The people best equipped to survive the depression were the affluent, and the old moneyed. Their ilk always seemed to win. Their hands were in everything and their actions created ripples that radiated far beyond their boardrooms. They affected people out of view, the ones who didn’t really matter. They served themselves at the expense of others, in the name of “doing business.”
There were big financial gains to be made in a growing market overseas. A war was looming in Europe. Profiteers and investors in the US were staged and ready for deployment. On the home front there was a different type of battle brewing. It was a class war.
The ivory towers of Citadel City cast a shadow over the populous wandering the streets below. That darkness stretched to the farming communities to the south.
Betty McDougal lived with her mother Mage and her father Randall on a their farm. It was the only life she’d known. She was an innocent country girl and was happy for a very long time. At one point their farm was thriving. Her father employed people of all colors to help out. Everyone earned an honest wage, for an honest days work. Betty grew up learning to share. She believed that everyone was equal and should be treated fairly in the world. But her belief would change.
A banker named Carson used private information about the McDougal’s business and financial situation to ruin their livelihood. For a hefty payoff he helped a friend, a produce tycoon, monopolize the regional market. They poached the McDougal’s customers, contacts, and connections. They repeated this scam on neighboring farms as well. They undercut the small farm’s prices. It took the naive farmers awhile discover what happened. Then they banded together in a collective to buy seed in bulk to compete with the massive competitor’s low cost, but suppliers ignored them as a show of loyalty to their newer, bigger partner.
A whisper campaign circulated about contamination of the local soil. The rumor implied that Negroes had poisoned food going to the whites in the city. The story was ridiculous but effective. Within one season the McDougal farm shrunk. Randall couldn’t hire back his crew so they moved on. The farms output reduced to subsistence levels. It kept the family alive but not much more. He sought out other potential markets but couldn’t gain access. Randall was running out of money and defaulted on the mortgage.

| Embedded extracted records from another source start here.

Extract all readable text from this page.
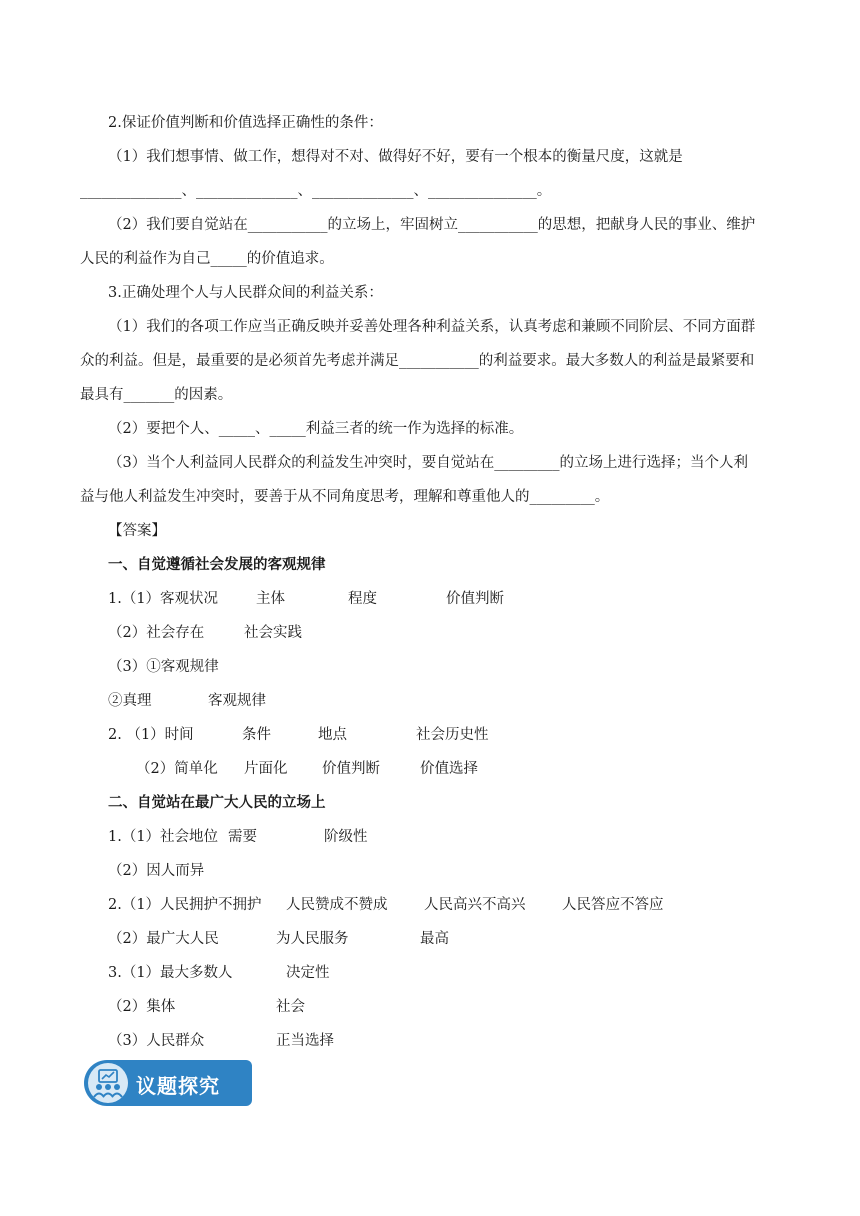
2.保证价值判断和价值选择正确性的条件：
（1）我们想事情、做工作，想得对不对、做得好不好，要有一个根本的衡量尺度，这就是
______________、______________、______________、_______________。
（2）我们要自觉站在___________的立场上，牢固树立___________的思想，把献身人民的事业、维护
人民的利益作为自己_____的价值追求。
3.正确处理个人与人民群众间的利益关系：
（1）我们的各项工作应当正确反映并妥善处理各种利益关系，认真考虑和兼顾不同阶层、不同方面群
众的利益。但是，最重要的是必须首先考虑并满足___________的利益要求。最大多数人的利益是最紧要和
最具有_______的因素。
（2）要把个人、_____、_____利益三者的统一作为选择的标准。
（3）当个人利益同人民群众的利益发生冲突时，要自觉站在_________的立场上进行选择；当个人利
益与他人利益发生冲突时，要善于从不同角度思考，理解和尊重他人的_________。
【答案】
一、自觉遵循社会发展的客观规律
1.（1）客观状况	主体	程度	价值判断
（2）社会存在	社会实践
（3）①客观规律
②真理	客观规律
2. （1）时间	条件	地点	社会历史性
（2）简单化 片面化 价值判断	价值选择
二、自觉站在最广大人民的立场上
1.（1）社会地位 需要	阶级性
（2）因人而异
2.（1）人民拥护不拥护 人民赞成不赞成	人民高兴不高兴	人民答应不答应
（2）最广大人民	为人民服务	最高
3.（1）最大多数人	决定性
（2）集体	社会
（3）人民群众	正当选择
议题探究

Dread consumed Betty’s father and mother. Her mother’s mental health deteriorated as the crisis grew worse. One by one neighboring farms folded up. The Citadel bank foreclosed and the families were evicted. Eventually the McDougal’s number was up. They lost all the equity in their property and the sheriff forced them from their home.
It was 14 February 1934, Betty’s 17th birthday.
Randall wanted to stay in the area but there were no jobs. Through a connection in their church the McDougal’s relocated to a shelter in Citadel. The nuns furnished him with a job as a night janitor at an affiliated hospital. While he worked, Farmer McDougal dreamed of earning piles of cash and getting back the family farm. Unfortunately with his new shallow income, it would take a long, long time.
Betty didn't like the city or living in the basement shelter. It was over crowded and the high windows were barred and it felt like a prison. It seemed like a dumping ground for drunks and weirdos. Dirty men missing teeth smiled at her queerly. It made her uncomfortable. The place was dark, smelly and scary. It was hard to make friends at the shelter since people were always coming and going. It seemed that the ones she wanted to know didn’t stay very long, and the ones she wanted to avoid kept coming back. Betty worried that the shelter made people crazy over time. Her mother was getting worse. She only spoke in anger anymore. Her father was not himself either. He was losing hope.